Candida Recipe – Blanched Greens and Amazing Sauces
If you have ever gone through a candida protocol, you the eating can be a bit tough.
Last night, Natasha and I (I help clean) made a great dish that we wanted to share. To me, the sauces made the dish, below are the recipes to make the sauces.
The items we made were:
- Blanched greens with walnut lemon dressing
- Mixed green salad with a pumpkin seed cilantro sauce (salad not pictured)
- Steamed broccoli – you know how to make this 🙂
- Avocado – slice ’em up
- Pickled onions
Here is how we prepared them:
Blanched Greens – Collards, Spinach, and Swiss Chard
Remove leaves from stems. (Swiss chard stems are edible, so save and cook them) Blanch greens in a large pot of boiling salted water, 15 seconds (spinach and chard) to 2 minutes (kale and collards); drain. When cool enough to handle, squeeze out excess liquid. Let the veggies cool completely,s in a single layer on a rimmed baking sheet.
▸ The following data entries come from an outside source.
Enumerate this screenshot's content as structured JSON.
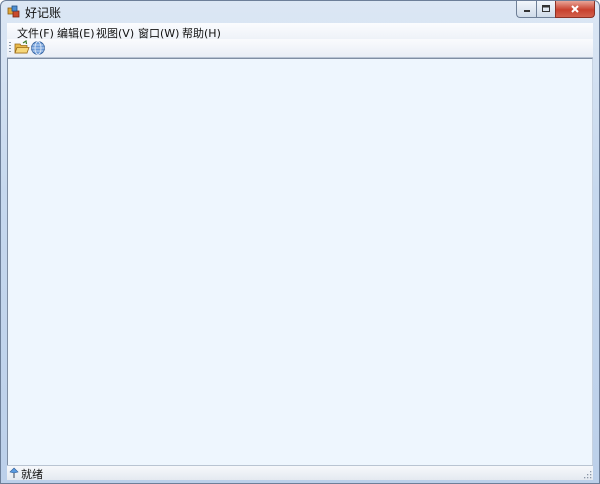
{
  "window": {
    "title": "好记账"
  },
  "menu": {
    "items": [
      {
        "label": "文件(F)"
      },
      {
        "label": "编辑(E)"
      },
      {
        "label": "视图(V)"
      },
      {
        "label": "窗口(W)"
      },
      {
        "label": "帮助(H)"
      }
    ]
  },
  "toolbar": {
    "icons": [
      "open-folder-icon",
      "globe-icon"
    ]
  },
  "statusbar": {
    "text": "就绪"
  },
  "colors": {
    "content_bg": "#eef6fe",
    "close_button": "#c8412e",
    "chrome": "#c6d8ee"
  }
}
Greens can be stored in an airtight container in refrigerator up to 4 days.
Walnut lemon dressing
1 c. lightly roasted walnuts
1-2 cloves garlic, minced
1/8 cup lemon juice
1 TSP Ume plum vinegar
Pinch of real salt (I prefer Himalayan sea salt; it provides essential minerals that benefit the body)
3/4 c. pure, filtered water
Optional for a variation: add 2 teaspoons fresh dill, chopped
Roast walnuts at 350 degrees until lightly browned. When cooled, add all ingredients to a blender or food processor, and blend until smooth.
Pepita (pumpkin seed) Cilantro Sauce
1 c. pumpkin seeds toasted
2 c. cilantro leaves
1 – 1 ½ c. water
2 Tbsp. lemon juice, freshly squeezed
½ Tsp. Ume plum vinegar (you can substitute another kind if you don’t have this)
Dash of salt
Toast seeds until golden (keep the pan moving so you don’t scorch the seeds). Add all ingredients including seeds to the blender and blend until smooth.